Nvidia Workshop Talk 2- Kuhu Shukla, Senior Distributed System Engineer
Accelerating Apache Spark ETL Workflows with Nvidia GPUs
Apache Spark is a unified analytics engine for big data processing with built-in modules for streaming, SQL, machine learning, and graph processing. It’s used extensively in ETL and machine learning workloads across the big data community. GPUs are a quintessential choice for running machine learning and AI workloads. As part of our ongoing effort at NVIDIA, we present a glimpse into what goes into combining these two worlds to accelerate production scale Apache Spark ETL workloads with NVIDIA GPUs. In this talk, we’ll explore some of the assumptions and challenges that need to be considered when developing software around GPUs and dive into how GPU accelerated Spark SQL queries work.
Nvidia Workshop Talk 3- Azzam Haidar, Senior CUDA Mathematical Libraries Engineer
Mixed Precision Numerical Techniques Accelerated with Tensor Cores and its Impact on Today’s Scientific Computing and Implications for Tomorrow’s Hardware Design
Double-precision-floating-point has been the-de-facto standard for doing scientific simulation for several decades. Problem complexity and the sheer magnitude of data coming from various instruments and sensors motivate researchers to mix and match various approaches to optimize compute resources, including different levels of floating-point precision. In recent years, the big bang for machine learning has focused significant attention on half-precision.
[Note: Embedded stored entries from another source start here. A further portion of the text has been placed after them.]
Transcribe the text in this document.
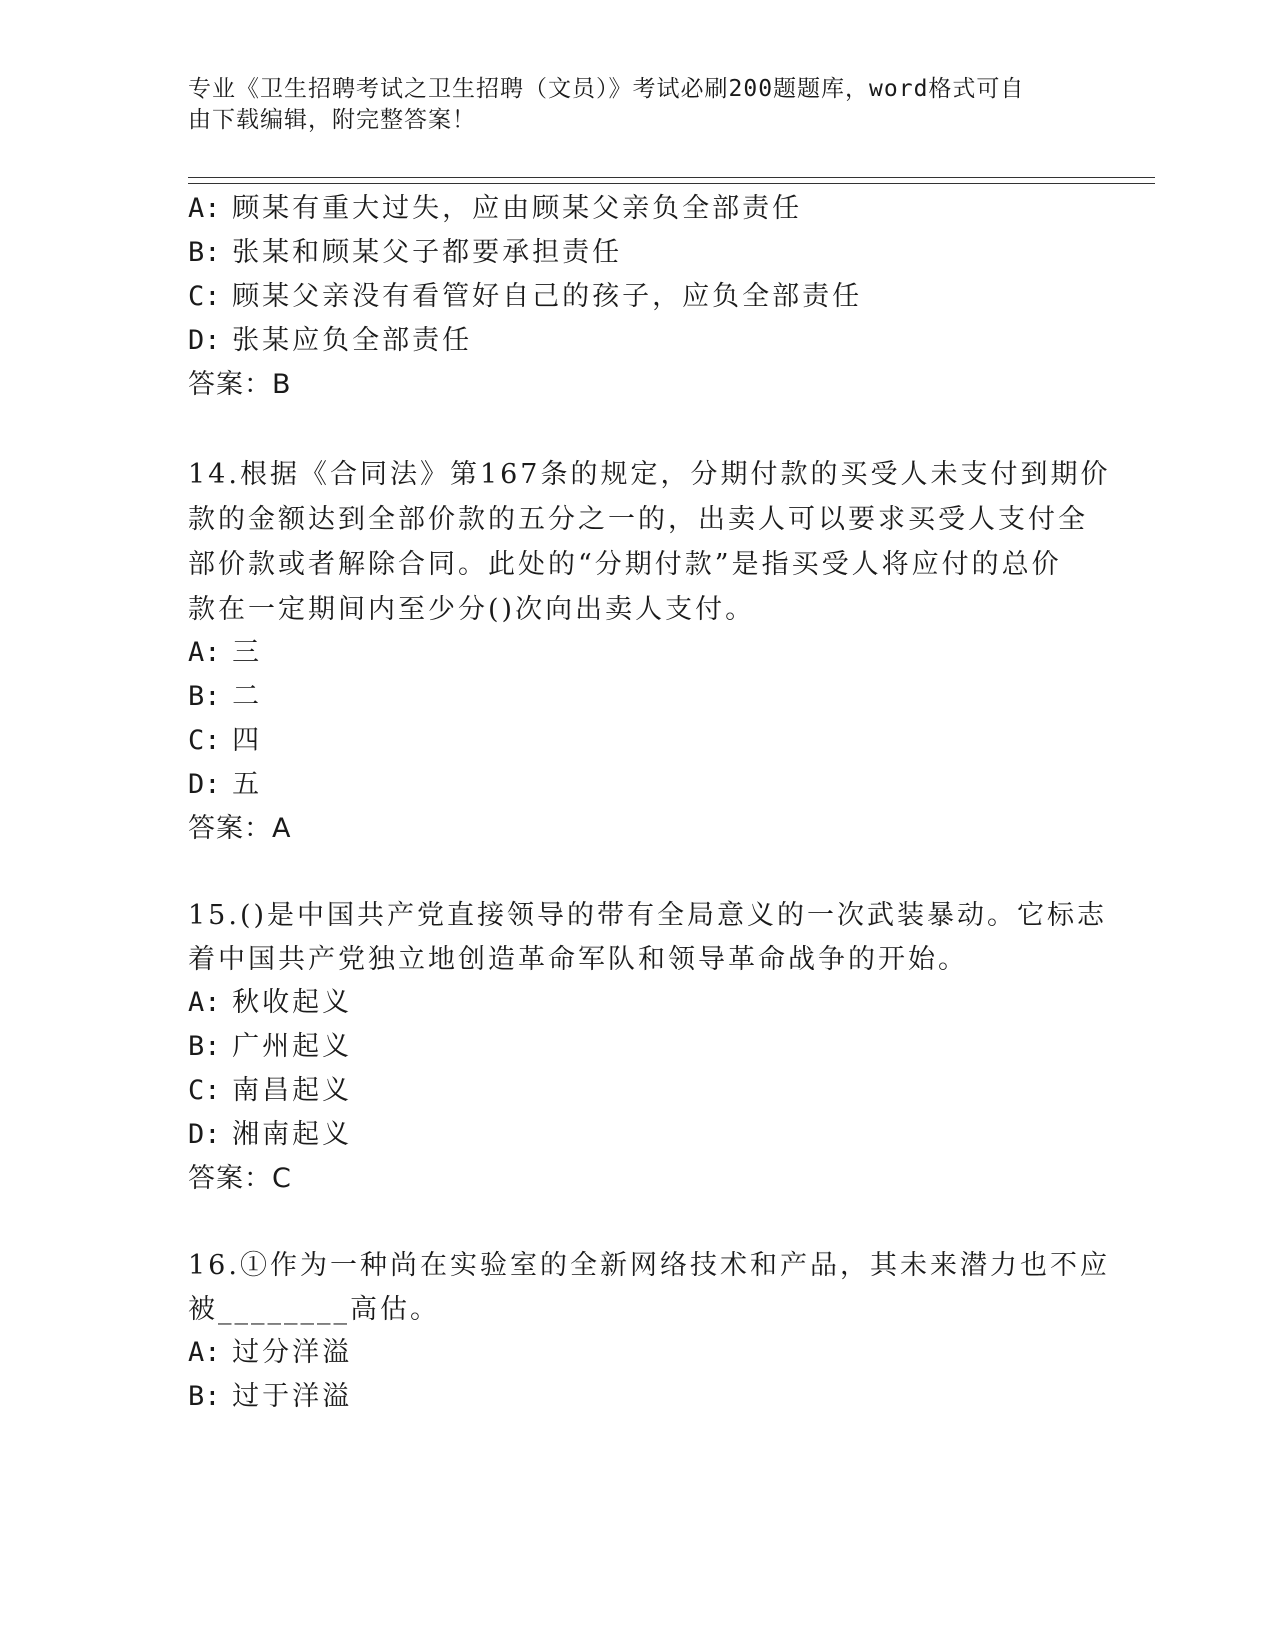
专业《卫生招聘考试之卫生招聘（文员）》考试必刷200题题库，word格式可自
由下载编辑，附完整答案！
A: 顾某有重大过失，应由顾某父亲负全部责任
B: 张某和顾某父子都要承担责任
C: 顾某父亲没有看管好自己的孩子，应负全部责任
D: 张某应负全部责任
答案：B
14.根据《合同法》第167条的规定，分期付款的买受人未支付到期价
款的金额达到全部价款的五分之一的，出卖人可以要求买受人支付全
部价款或者解除合同。此处的“分期付款”是指买受人将应付的总价
款在一定期间内至少分()次向出卖人支付。
A: 三
B: 二
C: 四
D: 五
答案：A
15.()是中国共产党直接领导的带有全局意义的一次武装暴动。它标志
着中国共产党独立地创造革命军队和领导革命战争的开始。
A: 秋收起义
B: 广州起义
C: 南昌起义
D: 湘南起义
答案：C
16.①作为一种尚在实验室的全新网络技术和产品，其未来潜力也不应
被________高估。
A: 过分洋溢
B: 过于洋溢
We explored the possibility of using FP16/FP32-Tensor-Cores on NVIDIA-Volta-GPUs to accelerate one of the most common linear algebra routines without loss of accuracy. We achieved a 4x performance increase and 5x better energy efficiency versus the standard FP64 implementation while providing a solution with FP64 accuracy.
We studied a plasma fusion application that simulates the instabilities that occur inside a plasma inside the International-Thermonuclear-Experimental-Reactor (ITER). We show that using our mixed precision solver that harnesses the FP16/FP32-Tensor-cores in Volta GPUs, it is possible to simulate the instability between plasma beams 3.5x faster.